My son, 28, has a developmental disability with autistic features. He doesn’t fit in any category of disability-or ability. If he can think, he can’t reason; if he can reason a bit, he can’t draw inferences. He can understand but he has unreasonable fears, he takes a long time to learn but whatever he has learnt is retained efficiently. He needs routine but he is inherently disciplined. Individual attention makes him cringe but he would disappear even in a group of three. He cannot express feelings yet he is hyper sensitive to vibes, bad more than good. He can be so vulnerable to criticism and he can at the same time wear a dead pan mask when threatened. He can catch a joke late in its life but his unexplained ‘laughter attacks’ are remarkable. He can remain in a state of total inactivity for hours and when just when I begin to feel all queasy inside, can burst into the most charming smile. He can be expected to finish brushing his teeth in exactly the same number of minutes and gargle the same number of times with the same noise. Or fold his clothes in the same way, far from perfect. Autism makes him find comfort in repetition and rhythm. Nursery rhymes still bring a broad charming grin from him. To get him to do something new, is like placing an order in a five star hotel. Say it to him and forget it. It will sink in when you have given up. Conditions don’t work with him. He may get bullied or tricked into doing what we want the first time, but after that he smartens up. But not enough to take proactive decisions. Stubborn like a well bred mule he can be, safe in his room, letting us bark useless orders at him. He has learnt to do without many comforts in the bargain. It can be very frustrating –after all it is the greed we have for something or the other which provides us the incentive to desire that something and other. He lives in a happy world without desires or goals, without the pull of self created problems or the worry to have to prove his worth.

.Well, this sounds pretty simple. Or compactly nutshelled. Most likely he is silently much more complex than that. To reach this far in my understanding of him, I had to contend with expectations, endless trials, errors, tears, smiles and breath taking ups and downs, not to forget sleepless nights when I would ask myself “am I doing what I should be?” –from the night he was born.

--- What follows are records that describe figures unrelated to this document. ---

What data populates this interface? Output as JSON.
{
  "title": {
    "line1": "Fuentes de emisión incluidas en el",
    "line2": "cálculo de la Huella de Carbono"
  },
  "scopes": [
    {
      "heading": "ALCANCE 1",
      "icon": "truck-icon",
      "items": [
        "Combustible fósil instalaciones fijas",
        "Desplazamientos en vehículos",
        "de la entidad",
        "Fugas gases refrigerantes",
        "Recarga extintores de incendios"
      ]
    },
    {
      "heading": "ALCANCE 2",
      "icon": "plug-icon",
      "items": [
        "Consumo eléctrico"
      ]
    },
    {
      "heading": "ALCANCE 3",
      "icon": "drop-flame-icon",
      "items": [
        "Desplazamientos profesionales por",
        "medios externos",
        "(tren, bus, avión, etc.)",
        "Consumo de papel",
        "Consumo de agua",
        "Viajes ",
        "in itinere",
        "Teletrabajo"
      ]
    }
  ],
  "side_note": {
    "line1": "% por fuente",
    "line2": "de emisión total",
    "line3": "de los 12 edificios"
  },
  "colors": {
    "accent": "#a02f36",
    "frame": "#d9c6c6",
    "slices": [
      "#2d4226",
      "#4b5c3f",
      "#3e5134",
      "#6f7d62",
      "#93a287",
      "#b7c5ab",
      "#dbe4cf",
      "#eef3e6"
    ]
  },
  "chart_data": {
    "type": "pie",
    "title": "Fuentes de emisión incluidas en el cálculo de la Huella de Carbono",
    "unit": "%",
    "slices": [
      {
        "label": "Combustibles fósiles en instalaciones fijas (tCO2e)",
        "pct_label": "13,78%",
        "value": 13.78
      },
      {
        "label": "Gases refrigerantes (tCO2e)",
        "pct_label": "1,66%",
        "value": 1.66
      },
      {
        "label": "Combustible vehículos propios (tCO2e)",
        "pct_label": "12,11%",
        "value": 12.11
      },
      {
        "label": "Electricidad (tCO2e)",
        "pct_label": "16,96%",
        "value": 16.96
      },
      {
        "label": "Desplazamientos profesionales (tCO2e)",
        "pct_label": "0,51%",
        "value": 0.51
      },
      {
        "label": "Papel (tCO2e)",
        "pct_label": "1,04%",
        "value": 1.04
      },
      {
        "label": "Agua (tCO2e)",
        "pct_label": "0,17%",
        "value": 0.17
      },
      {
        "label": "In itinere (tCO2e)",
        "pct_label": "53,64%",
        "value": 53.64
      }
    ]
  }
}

When he was three, I tried to bring friends to him. But he always came unstuck, like a badly fevicoled toy. I tried to make him independent, and today he is more dependent than ever on me. I struggled to get his handwriting even between the two lines and four lines and today it still overflows all over the page like a garbage bin. I thought we would start a vocational centre at home for him and others like him; today he is happy just taking care of the pens carefully pinned on his shirt the whole day long. I taught him to cook, self serve food and eat without spilling and his best moments are when he merely opens his mouth and food feeds itself from my plate…

But has tragedy struck just because a 28 year old can’t reason too much, or write well or because he wont touch food unless I give it to him? Or because he hasn’t yet figured out how to tell a bigger number from a smaller number. Or because he can only see Life through the window I open for him. Or because he puts all his faith in me, like eggs in one basket?

Am I a cross carrying martyr for having borne such a unique child? For merely reinventing myself all the time, reconfiguring my days, my thoughts, my hopes and expectations in the context of his? To think of him as a 10 year old, have expectations as from a 8 year old and to treat him as a 28 year old…or as instinct tells me.

That would be too grim a term for a lifestyle which is more unconventional than painful, more creatively flexible than just easy. Task analysis is now second nature to me as it the ability to see life upside down, inside out, fragmented or holistic.

Not to talk of all the Plain Gains…

Imagine. In ascending order… A diplomatic passport with a bouquet from society :“I understand…I am sorry…you are great(!!)”, a whole new view of life, a different time scale in which Time either goes back, stops, pauses or races according to my son’s need, and the humility and the awe of Total Trust from a child (God should be feeling that way)…

I would rather keep the kaleidoscope, if not be one myself.